Abstract

Wells from the Wolf Flat Field in the Palo Duro Basin penetrated rocks deposited on an open marine carbonate shelf which has classic karst features. Mound, back-mound and oolitic facies typically comprise the vertical facies succession. Mounds developed next to the shelf margin and are composed of crinoids, bryozoans, corals, and algae. Surrounding these mounds are skeletal packstone/grainstones and also back-mound low-energy wackestones. Ooid grainstones were deposited in high energy passages onto the shelf and overlie beds of skeletal detritus, to form small shallowing-upward sequences (fifth-order).

Karsting was the result of a major sea level drop of at least 30+ meters (third-order) which exposed the Lower Cisco shelf margin to subaerial diagenesis. Karst features include vadose silts, collapse breccia, banded speleothem cements (both isopachous and pendant), solution pipes and solution vugs. Contact with the overlying basinal shale is irregular with shale infilling the upper leached vuggy porosity. Stratigraphically lower (5-6 meters), speleothem cements commonly fill vuggy porosity. This transition probably marks the change from an upper undersaturated zone of more intense leaching to an underlying saturated zone of precipitation.

Grain-rich mound and oolitic grainstone facies typically have extensively developed equidimensional vugs, and leached porosity may have been up to 60-70% (prior to porosity occlusion by speleothem cements and burial dolomite). Vugs formed during karsting as a result of undersaturated fluids migrating through the pervasively porous grain-rich matrix. Equidimensional shape of the vugs and associated isopachous cements suggest formation may have been in the meteoric phreatic environment. Grain-rich facies are more extensively dolomitized because of the well-developed vuggy porosity which served as permeable pathways for late-stage dolomitizing fluids. Some porosity and permeability is preserved within these vuggy grain-rich facies.

Mud-rich back-mound facies generally lack equidimensional vugs but have long (up to a meter) vertically oriented sediment and cement-filled voids. Some vertical voids are tubular which suggests rootlet origin, whereas others are planar which suggests a fracture origin. The vertical orientation with solution enlargement and the common pendant cements suggest formation within the meteoric vadose environment. Cavernous solution would most likely occur within this dense limestone where solution was concentrated along fracture or rootlet channels. More pervasively porous grain-rich facies developed smaller solution vugs (generally less than 10-12 centimeters) and would not be as likely to develop cavern size porosity. This concept is supported by observations from the Mullin #2 well which show collapse breccia up to 20 meters thick overlying the grain-rich mound facies. This is interpreted as a solution collapse which developed within the mud-rich facies. Thin grain-rich facies such as oolitic and skeletal shoals may have been incorporated within this collapse.

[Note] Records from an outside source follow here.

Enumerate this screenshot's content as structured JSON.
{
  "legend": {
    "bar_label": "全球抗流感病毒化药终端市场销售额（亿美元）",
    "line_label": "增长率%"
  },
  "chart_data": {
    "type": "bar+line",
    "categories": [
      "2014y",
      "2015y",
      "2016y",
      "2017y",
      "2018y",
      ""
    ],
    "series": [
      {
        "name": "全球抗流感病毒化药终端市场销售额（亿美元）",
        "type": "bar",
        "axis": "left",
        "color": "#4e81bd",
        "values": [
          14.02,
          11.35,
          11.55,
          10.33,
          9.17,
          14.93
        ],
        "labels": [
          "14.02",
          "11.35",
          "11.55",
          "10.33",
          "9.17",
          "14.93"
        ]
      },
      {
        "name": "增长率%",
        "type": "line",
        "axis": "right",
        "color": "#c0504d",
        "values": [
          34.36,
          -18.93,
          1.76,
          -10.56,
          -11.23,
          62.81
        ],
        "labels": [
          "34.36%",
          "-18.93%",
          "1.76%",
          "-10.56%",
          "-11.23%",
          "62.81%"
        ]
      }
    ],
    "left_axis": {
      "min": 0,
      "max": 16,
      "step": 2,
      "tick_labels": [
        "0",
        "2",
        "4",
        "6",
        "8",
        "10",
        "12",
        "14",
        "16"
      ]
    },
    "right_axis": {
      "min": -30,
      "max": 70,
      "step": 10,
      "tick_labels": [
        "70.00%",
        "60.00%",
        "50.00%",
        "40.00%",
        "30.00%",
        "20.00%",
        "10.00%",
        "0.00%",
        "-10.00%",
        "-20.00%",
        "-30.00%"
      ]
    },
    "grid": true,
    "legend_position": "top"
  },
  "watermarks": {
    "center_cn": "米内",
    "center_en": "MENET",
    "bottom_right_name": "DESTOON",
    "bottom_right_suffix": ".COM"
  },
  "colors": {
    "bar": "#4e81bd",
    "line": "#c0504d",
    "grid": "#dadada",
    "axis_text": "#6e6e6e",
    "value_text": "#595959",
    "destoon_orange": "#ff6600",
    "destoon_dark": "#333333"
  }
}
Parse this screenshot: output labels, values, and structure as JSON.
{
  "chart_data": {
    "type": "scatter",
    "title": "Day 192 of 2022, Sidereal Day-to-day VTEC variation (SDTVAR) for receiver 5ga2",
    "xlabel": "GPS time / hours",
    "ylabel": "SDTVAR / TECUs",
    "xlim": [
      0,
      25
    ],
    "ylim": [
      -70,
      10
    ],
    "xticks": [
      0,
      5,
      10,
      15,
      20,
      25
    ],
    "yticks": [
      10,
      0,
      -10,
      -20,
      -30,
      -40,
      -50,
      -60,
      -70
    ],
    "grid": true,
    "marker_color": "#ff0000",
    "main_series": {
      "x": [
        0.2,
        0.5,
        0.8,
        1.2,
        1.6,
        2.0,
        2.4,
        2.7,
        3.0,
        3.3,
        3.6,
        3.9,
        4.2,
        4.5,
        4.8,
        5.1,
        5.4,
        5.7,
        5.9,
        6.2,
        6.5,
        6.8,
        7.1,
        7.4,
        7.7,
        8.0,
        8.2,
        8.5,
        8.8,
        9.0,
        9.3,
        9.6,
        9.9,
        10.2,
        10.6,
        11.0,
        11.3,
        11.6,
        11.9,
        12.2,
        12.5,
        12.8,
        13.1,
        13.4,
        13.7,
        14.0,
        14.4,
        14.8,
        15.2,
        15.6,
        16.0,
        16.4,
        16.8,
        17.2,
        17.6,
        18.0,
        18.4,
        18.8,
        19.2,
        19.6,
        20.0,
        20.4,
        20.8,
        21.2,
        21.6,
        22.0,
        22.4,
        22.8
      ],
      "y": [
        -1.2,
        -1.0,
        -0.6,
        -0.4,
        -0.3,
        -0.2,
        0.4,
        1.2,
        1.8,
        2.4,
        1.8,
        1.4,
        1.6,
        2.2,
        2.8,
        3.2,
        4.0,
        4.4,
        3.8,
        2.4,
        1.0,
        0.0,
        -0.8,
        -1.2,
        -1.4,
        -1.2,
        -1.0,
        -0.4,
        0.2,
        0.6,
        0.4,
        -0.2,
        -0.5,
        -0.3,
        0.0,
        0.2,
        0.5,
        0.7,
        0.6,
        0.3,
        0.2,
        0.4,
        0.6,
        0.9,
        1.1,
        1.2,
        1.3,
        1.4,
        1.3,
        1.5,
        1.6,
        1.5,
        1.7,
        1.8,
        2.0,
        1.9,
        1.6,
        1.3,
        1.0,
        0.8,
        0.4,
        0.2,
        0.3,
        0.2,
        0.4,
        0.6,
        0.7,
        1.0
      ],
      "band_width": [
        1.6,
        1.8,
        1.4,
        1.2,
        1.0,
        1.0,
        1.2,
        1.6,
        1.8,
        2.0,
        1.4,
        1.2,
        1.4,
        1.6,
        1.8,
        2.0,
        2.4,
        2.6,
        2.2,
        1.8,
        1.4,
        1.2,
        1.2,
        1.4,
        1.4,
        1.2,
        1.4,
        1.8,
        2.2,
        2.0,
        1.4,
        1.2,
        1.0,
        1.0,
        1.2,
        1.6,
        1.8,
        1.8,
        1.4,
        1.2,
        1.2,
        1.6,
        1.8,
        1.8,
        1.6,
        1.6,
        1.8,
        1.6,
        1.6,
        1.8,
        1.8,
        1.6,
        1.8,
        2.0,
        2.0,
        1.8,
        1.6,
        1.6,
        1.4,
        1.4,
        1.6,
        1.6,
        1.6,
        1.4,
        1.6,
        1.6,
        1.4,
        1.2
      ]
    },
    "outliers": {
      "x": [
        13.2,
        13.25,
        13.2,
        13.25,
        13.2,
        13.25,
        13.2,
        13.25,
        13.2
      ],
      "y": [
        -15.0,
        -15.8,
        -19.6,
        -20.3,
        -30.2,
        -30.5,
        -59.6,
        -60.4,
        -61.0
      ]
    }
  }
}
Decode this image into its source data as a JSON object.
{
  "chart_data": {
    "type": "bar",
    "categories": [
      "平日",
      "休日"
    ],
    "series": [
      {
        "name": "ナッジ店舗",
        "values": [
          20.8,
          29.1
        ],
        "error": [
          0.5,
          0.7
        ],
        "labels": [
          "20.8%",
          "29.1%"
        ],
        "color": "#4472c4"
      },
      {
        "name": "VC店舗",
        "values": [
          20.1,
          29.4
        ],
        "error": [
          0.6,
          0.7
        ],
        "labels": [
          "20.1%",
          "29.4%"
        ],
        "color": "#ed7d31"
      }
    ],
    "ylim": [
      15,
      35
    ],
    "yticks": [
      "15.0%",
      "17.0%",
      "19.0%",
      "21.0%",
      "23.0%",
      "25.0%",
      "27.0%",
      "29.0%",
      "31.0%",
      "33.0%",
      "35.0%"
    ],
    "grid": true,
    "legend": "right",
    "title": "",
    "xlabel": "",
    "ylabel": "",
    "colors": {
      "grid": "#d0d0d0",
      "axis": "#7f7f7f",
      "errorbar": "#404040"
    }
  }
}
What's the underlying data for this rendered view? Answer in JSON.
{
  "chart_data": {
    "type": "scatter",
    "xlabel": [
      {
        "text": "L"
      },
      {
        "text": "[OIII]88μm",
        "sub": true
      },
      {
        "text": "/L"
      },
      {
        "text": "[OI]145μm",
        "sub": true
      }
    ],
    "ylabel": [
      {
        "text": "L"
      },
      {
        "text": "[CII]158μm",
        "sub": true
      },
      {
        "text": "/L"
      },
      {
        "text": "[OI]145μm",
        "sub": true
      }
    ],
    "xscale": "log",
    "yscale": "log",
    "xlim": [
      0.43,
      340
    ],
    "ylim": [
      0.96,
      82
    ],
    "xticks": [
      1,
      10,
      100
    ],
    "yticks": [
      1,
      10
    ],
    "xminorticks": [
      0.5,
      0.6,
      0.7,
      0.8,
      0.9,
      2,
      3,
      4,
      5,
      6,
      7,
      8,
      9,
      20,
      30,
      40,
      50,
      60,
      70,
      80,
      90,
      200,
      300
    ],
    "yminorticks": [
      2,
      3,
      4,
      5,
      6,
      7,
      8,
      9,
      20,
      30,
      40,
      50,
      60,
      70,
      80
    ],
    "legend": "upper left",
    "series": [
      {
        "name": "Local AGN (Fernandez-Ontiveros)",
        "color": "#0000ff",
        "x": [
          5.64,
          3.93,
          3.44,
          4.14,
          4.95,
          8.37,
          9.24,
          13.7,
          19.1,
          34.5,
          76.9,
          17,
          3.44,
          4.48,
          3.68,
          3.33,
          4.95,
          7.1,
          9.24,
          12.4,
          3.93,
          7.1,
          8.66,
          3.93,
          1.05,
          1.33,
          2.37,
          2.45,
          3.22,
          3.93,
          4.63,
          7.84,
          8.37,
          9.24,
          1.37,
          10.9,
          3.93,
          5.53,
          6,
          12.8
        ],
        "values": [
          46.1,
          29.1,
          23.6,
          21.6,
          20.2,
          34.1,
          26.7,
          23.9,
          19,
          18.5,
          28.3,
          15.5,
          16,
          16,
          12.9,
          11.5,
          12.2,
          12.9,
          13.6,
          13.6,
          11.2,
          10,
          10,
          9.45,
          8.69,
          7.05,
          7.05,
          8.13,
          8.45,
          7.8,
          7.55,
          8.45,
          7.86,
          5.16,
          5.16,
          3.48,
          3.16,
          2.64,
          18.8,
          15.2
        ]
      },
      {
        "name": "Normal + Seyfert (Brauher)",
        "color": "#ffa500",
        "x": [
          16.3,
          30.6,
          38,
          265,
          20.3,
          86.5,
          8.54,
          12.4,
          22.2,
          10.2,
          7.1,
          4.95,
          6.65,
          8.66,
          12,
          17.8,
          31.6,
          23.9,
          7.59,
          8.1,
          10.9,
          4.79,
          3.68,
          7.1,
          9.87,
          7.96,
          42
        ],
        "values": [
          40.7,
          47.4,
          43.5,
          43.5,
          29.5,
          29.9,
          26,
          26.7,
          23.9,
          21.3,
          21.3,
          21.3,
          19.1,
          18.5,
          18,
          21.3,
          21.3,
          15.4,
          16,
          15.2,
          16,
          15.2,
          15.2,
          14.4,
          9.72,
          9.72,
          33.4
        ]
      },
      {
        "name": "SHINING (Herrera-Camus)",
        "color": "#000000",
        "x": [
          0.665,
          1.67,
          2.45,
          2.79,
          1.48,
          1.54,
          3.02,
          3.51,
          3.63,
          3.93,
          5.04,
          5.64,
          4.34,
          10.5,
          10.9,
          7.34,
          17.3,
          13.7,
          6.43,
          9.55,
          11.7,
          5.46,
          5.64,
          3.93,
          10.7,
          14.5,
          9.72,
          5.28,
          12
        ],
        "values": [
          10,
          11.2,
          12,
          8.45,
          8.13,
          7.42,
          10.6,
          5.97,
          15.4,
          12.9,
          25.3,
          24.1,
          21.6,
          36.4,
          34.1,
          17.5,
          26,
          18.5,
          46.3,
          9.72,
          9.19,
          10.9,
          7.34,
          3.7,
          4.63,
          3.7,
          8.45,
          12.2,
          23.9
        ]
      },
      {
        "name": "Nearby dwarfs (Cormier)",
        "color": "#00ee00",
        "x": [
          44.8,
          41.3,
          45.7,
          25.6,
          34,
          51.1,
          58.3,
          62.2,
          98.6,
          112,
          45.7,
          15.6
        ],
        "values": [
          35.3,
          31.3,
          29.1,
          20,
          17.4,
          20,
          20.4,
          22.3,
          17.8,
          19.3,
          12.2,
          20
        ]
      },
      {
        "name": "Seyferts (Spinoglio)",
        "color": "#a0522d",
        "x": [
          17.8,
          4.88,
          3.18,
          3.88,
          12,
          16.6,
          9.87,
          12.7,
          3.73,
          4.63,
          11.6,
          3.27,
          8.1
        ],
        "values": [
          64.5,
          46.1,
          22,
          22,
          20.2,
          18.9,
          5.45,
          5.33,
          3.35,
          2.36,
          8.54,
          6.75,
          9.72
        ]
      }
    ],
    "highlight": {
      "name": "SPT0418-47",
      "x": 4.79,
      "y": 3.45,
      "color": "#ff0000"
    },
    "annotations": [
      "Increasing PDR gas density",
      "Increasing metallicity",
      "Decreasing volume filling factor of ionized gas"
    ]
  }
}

Stable isotope analyses support the interpretation of a karst event. The δ¹⁸O values consistently fell within the range of early meteoric diagenesis. The δ¹³C values are all negative and indicate input from organically-derived CO₂ near an exposure or karst surface. Increasing negative values for δ¹³C in an upward direction indicate increasing proximity to the actual exposure surface.

In summary, karsting appears to have been an important event effecting diagenesis of shelf-edge carbonates of the Palo Duro Basin. Primary depositional facies, in part, control the extent of the karstification and the subsequent diagenetic alteration.